Exhibiting Architecture in a Salon

Yesterday conservator Kerith Koss introduced readers to a late 16th- or early 17th-century Ottoman tile panel (39.407.1-.54), is currently on view in Connecting Cultures: A World in Brooklyn, and today I’ll discuss the panel from a curatorial perspective.

Connecting Cultures Installation View

Installation view of tile panel in Connecting Cultures: A World in Brooklyn.

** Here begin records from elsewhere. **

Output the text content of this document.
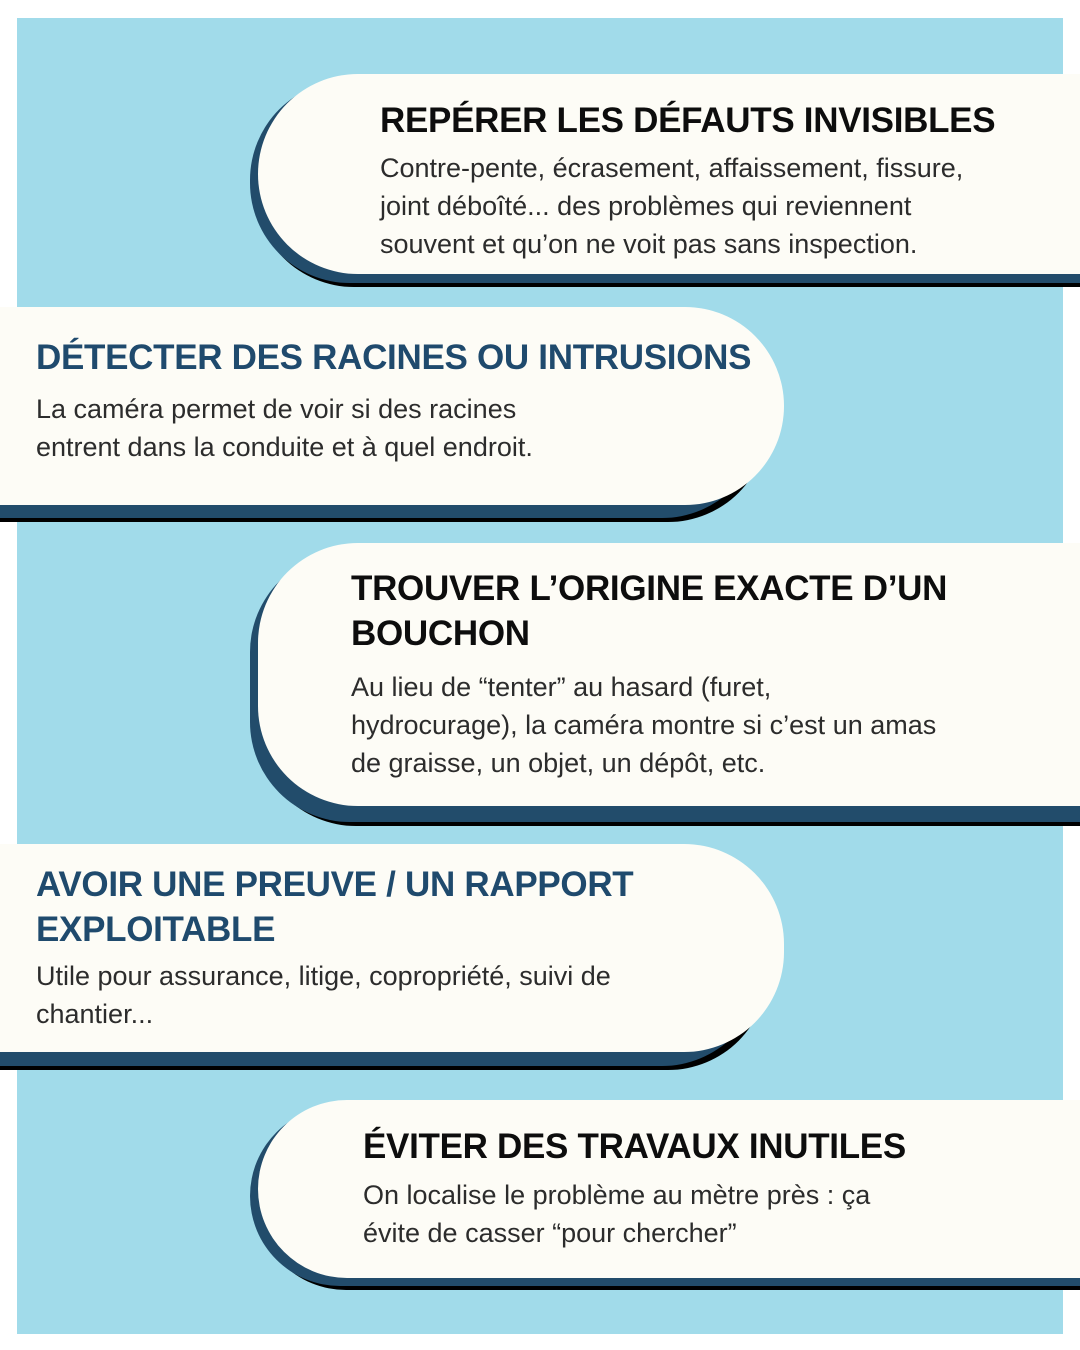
REPÉRER LES DÉFAUTS INVISIBLES

Contre-pente, écrasement, affaissement, fissure,
joint déboîté... des problèmes qui reviennent
souvent et qu’on ne voit pas sans inspection.

DÉTECTER DES RACINES OU INTRUSIONS

La caméra permet de voir si des racines
entrent dans la conduite et à quel endroit.

TROUVER L’ORIGINE EXACTE D’UN
BOUCHON

Au lieu de “tenter” au hasard (furet,
hydrocurage), la caméra montre si c’est un amas
de graisse, un objet, un dépôt, etc.

AVOIR UNE PREUVE / UN RAPPORT
EXPLOITABLE

Utile pour assurance, litige, copropriété, suivi de
chantier...

ÉVITER DES TRAVAUX INUTILES

On localise le problème au mètre près : ça
évite de casser “pour chercher”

The tiles in the panel were likely made in Damascus, Syria, an important provincial capital after its conquest by the Ottomans in 1516. Damascene ceramics workshops were influenced by a style of vegetal decoration associated with Iznik, Turkey, a center for ceramic production in the Ottoman Empire, but they adapted color schemes to include cobalt-blue, turquoise, green, and purple. (For an example of Iznik decoration, see this ornament in our Arts of the Islamic World gallery.) Motifs and brushwork on ceramics from Damascus at this time are generally more relaxed than on Iznik examples, where imagery was court-controlled.

We do not know in which building the tiles now at the Brooklyn Museum initially hung. Many buildings from the same period, such as the Darwish Pasha Mosque built by the Ottoman governor, and other museum collections (i.e., The Met and the V&A) include examples of similar tile work.

Darwish Pasha Mosque

Darwish Pasha Mosque, Damascus, Syria, 1574, detail of portico showing two tile panels to the west of the entrance (©Michael Greenhalgh, image via Archnet.org)

As Kerith mentioned, the tiles were assembled into a panel upon arrival to the Museum in 1939. Such reconstructions were commonplace during the early 20th century. Numbers on the tiles and breaks in the decorative scheme suggest a larger original. (Can you spot breaks? It took me awhile at first.) Perhaps damaged tiles were removed and existing ones rearranged, or perhaps the panel includes tiles from various sources. We only know that the tiles came from multiple firing batches due to differences in glazing.

Connecting Cultures Installation View

Installation view of “Connecting Places” wall in Connecting Cultures: A World in Brooklyn.

You might assume that all museum objects look now as they did upon creation, but this is often untrue following subsequent interventions. This composite panel is a piece of architecture from Syria that now—approximately 400 years later—functions as a standalone art object on another continent. The reuse of architectural elements has been common throughout Islamic architecture, but they undergo further changes when removed from buildings altogether. Pieces entered European and American collections and museums in the twentieth century, and adjustments occurred for various reasons by those possibly unfamiliar with their original use.

In Connecting Cultures, works are hung in a collage-like formation or “salon hanging.” You get a sense of the panel as an art object conversing with surrounding objects. It appears six feet above the floor on the wall devoted to the theme “Connecting Place”—a completely different placement and environment than in the Darwish Pasha Mosque. In Brooklyn the panel is surrounded by a 17th-century sandstone panel from Mughal India, aTunisian Romanperiodmosaic, and paintings depicting places as diverse as Niagara Falls, Cairo, and Europe.

While these tiles now hang differently than originally intended in a museum far from Damascus, I hope that their inclusion in Connecting Cultures, particularly in relation to the theme of “place,” encourages you to consider the interesting conversation provoked by their proximity to other representations of “place” as well as the significant effects of places—Ottoman Syria, private collection(s), and the Brooklyn Museum—and human agents upon these tiles.